On Fri, 19 Nov 2010 12:41:58 -0500 Barry Warsaw <barry@python.org> wrote:
Really? I can understand this for security-only branches (commits there will be rare, and equivalent commits to the Mercurial branches can be made by others than the release managers, in order to keep history consistent).
But having the maintenance branches (by then, that will mostly be 2.7 because 3.1 will go to security-only mode soon) in SVN will be a burden for every developer, since they have to backport bugfixes from Hg to SVN...
Maybe I misremembered Martin's suggestion, and he was only talking about security releases.
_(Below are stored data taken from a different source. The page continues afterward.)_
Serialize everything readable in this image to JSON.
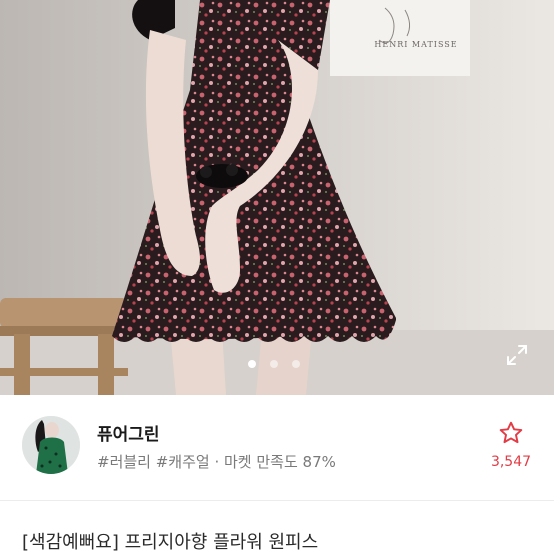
{
  "gallery": {
    "poster_caption": "HENRI MATISSE",
    "slide_count": 3,
    "active_slide": 1,
    "expand_icon": "expand-icon"
  },
  "seller": {
    "name": "퓨어그린",
    "tags": "#러블리 #캐주얼 · 마켓 만족도 87%",
    "favorite_count": "3,547",
    "favorite_icon": "star-outline-icon",
    "accent_color": "#e23c46"
  },
  "product": {
    "title": "[색감예뻐요] 프리지아향 플라워 원피스"
  }
}
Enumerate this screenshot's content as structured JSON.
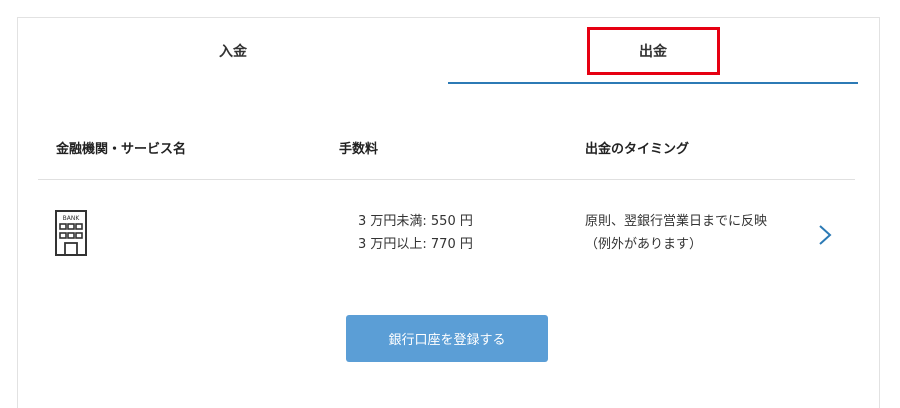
{
  "tabs": {
    "deposit_label": "入金",
    "withdraw_label": "出金"
  },
  "table": {
    "headers": {
      "name": "金融機関・サービス名",
      "fee": "手数料",
      "timing": "出金のタイミング"
    },
    "row": {
      "icon": "bank-building-icon",
      "icon_text": "BANK",
      "fee_line1": "3 万円未満: 550 円",
      "fee_line2": "3 万円以上: 770 円",
      "timing_line1": "原則、翌銀行営業日までに反映",
      "timing_line2": "（例外があります）"
    }
  },
  "register_button_label": "銀行口座を登録する",
  "colors": {
    "accent": "#2c7ab5",
    "button": "#5b9ed6",
    "highlight": "#e60012"
  }
}
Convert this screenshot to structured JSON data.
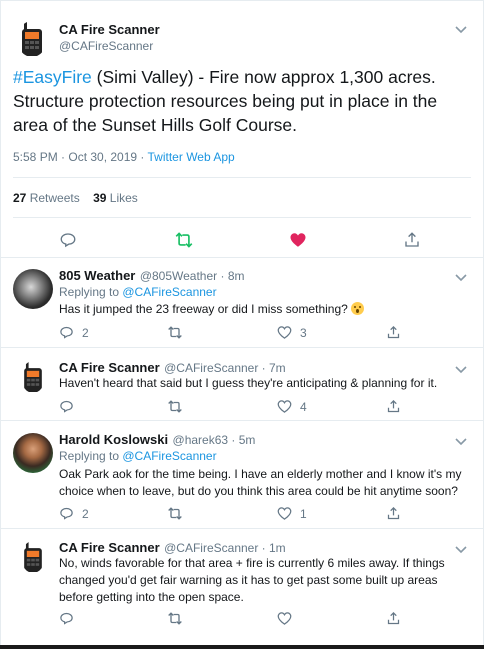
{
  "main": {
    "author_name": "CA Fire Scanner",
    "author_handle": "@CAFireScanner",
    "hashtag": "#EasyFire",
    "text": " (Simi Valley) - Fire now approx 1,300 acres. Structure protection resources being put in place in the area of the Sunset Hills Golf Course.",
    "timestamp": "5:58 PM · Oct 30, 2019 · ",
    "source": "Twitter Web App",
    "retweets_count": "27",
    "retweets_label": "Retweets",
    "likes_count": "39",
    "likes_label": "Likes"
  },
  "replies": [
    {
      "author_name": "805 Weather",
      "author_handle": "@805Weather",
      "time": " · 8m",
      "replying_label": "Replying to ",
      "replying_to": "@CAFireScanner",
      "text": "Has it jumped the 23 freeway or did I miss something? ",
      "reply_count": "2",
      "retweet_count": "",
      "like_count": "3"
    },
    {
      "author_name": "CA Fire Scanner",
      "author_handle": "@CAFireScanner",
      "time": " · 7m",
      "text": "Haven't heard that said but I guess they're anticipating & planning for it.",
      "reply_count": "",
      "retweet_count": "",
      "like_count": "4"
    },
    {
      "author_name": "Harold Koslowski",
      "author_handle": "@harek63",
      "time": " · 5m",
      "replying_label": "Replying to ",
      "replying_to": "@CAFireScanner",
      "text": "Oak Park aok for the time being.  I have an elderly mother and I know it's my choice when to leave, but do you think this area could be hit anytime soon?",
      "reply_count": "2",
      "retweet_count": "",
      "like_count": "1"
    },
    {
      "author_name": "CA Fire Scanner",
      "author_handle": "@CAFireScanner",
      "time": " · 1m",
      "text": "No, winds favorable for that area + fire is currently 6 miles away. If things changed you'd get fair warning as it has to get past some built up areas before getting into the open space.",
      "reply_count": "",
      "retweet_count": "",
      "like_count": ""
    }
  ],
  "colors": {
    "link": "#1b95e0",
    "retweet_green": "#17bf63",
    "like_red": "#e0245e",
    "muted": "#657786"
  },
  "icons": {
    "reply": "reply-icon",
    "retweet": "retweet-icon",
    "like": "heart-icon",
    "share": "share-icon",
    "menu": "chevron-down-icon"
  }
}
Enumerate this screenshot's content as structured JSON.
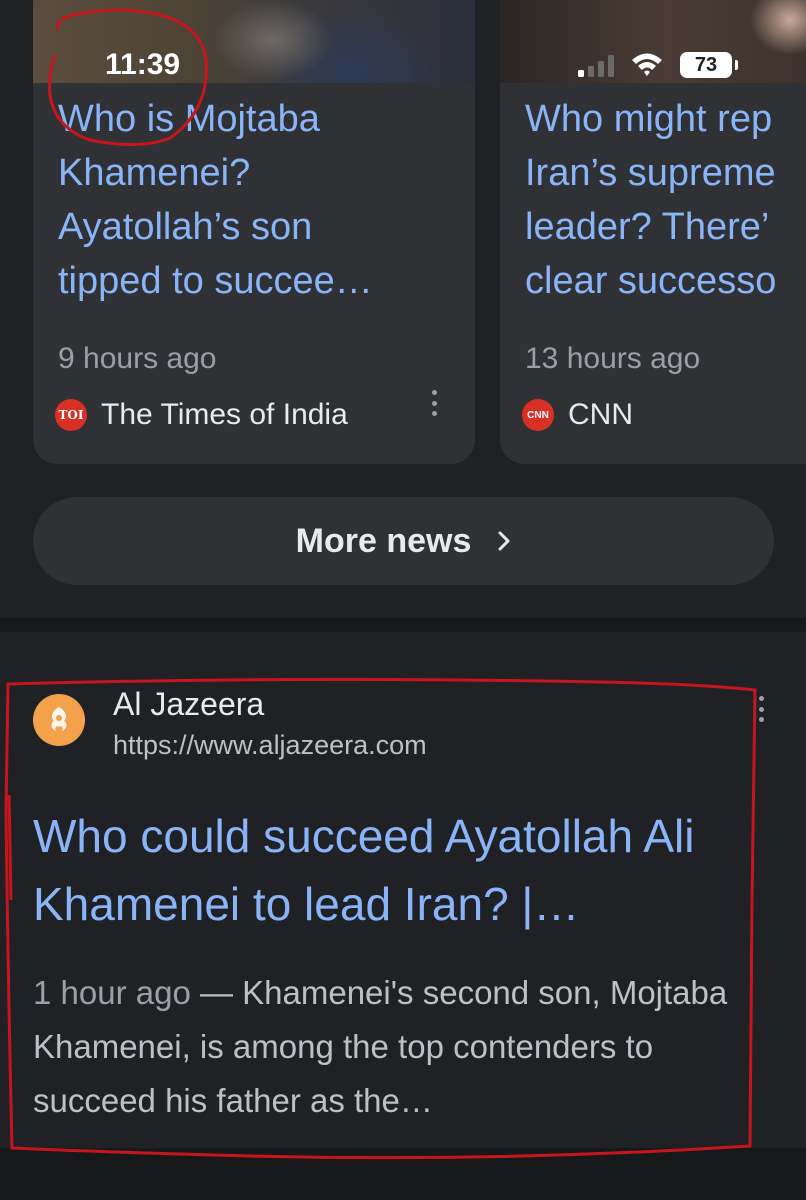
{
  "status_bar": {
    "time": "11:39",
    "battery": "73"
  },
  "news_cards": [
    {
      "title_lines": [
        "Who is Mojtaba",
        "Khamenei?",
        "Ayatollah’s son",
        "tipped to succee…"
      ],
      "time": "9 hours ago",
      "source": "The Times of India",
      "source_logo": "TOI"
    },
    {
      "title_lines": [
        "Who might rep",
        "Iran’s supreme",
        "leader? There’",
        "clear successo"
      ],
      "time": "13 hours ago",
      "source": "CNN",
      "source_logo": "CNN"
    }
  ],
  "more_news": {
    "label": "More news"
  },
  "result": {
    "site_name": "Al Jazeera",
    "site_url": "https://www.aljazeera.com",
    "title": "Who could succeed Ayatollah Ali Khamenei to lead Iran? |…",
    "date": "1 hour ago",
    "snippet": " — Khamenei's second son, Mojtaba Khamenei, is among the top contenders to succeed his father as the…"
  },
  "colors": {
    "background": "#202124",
    "card": "#303134",
    "link": "#8ab4f8",
    "annotation": "#c4161c"
  }
}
I think the key thing is whether you're going to backport the vcs related bits to stable releases.
It would be horribly burdensome to use two different VCSes depending on whether you're working on a bugfix branch or a feature branch.
I plan to only do releases for 2.6 from svn, because it's not worth breaking things like sys.subversion, and as you say the number of commits will be small.
But 2.6 is security-fixes only, right? It would really be annoying if the same rules applied for 2.7 and 3.1. I don't understand all the worry about sys.subversion. It's not like it's useful to anybody else than us, and I think it should have been named sys._subversion instead. There's no point in making API-like promises about which DVCS, bug tracker or documentation toolset we use for our workflow. Regards Antoine.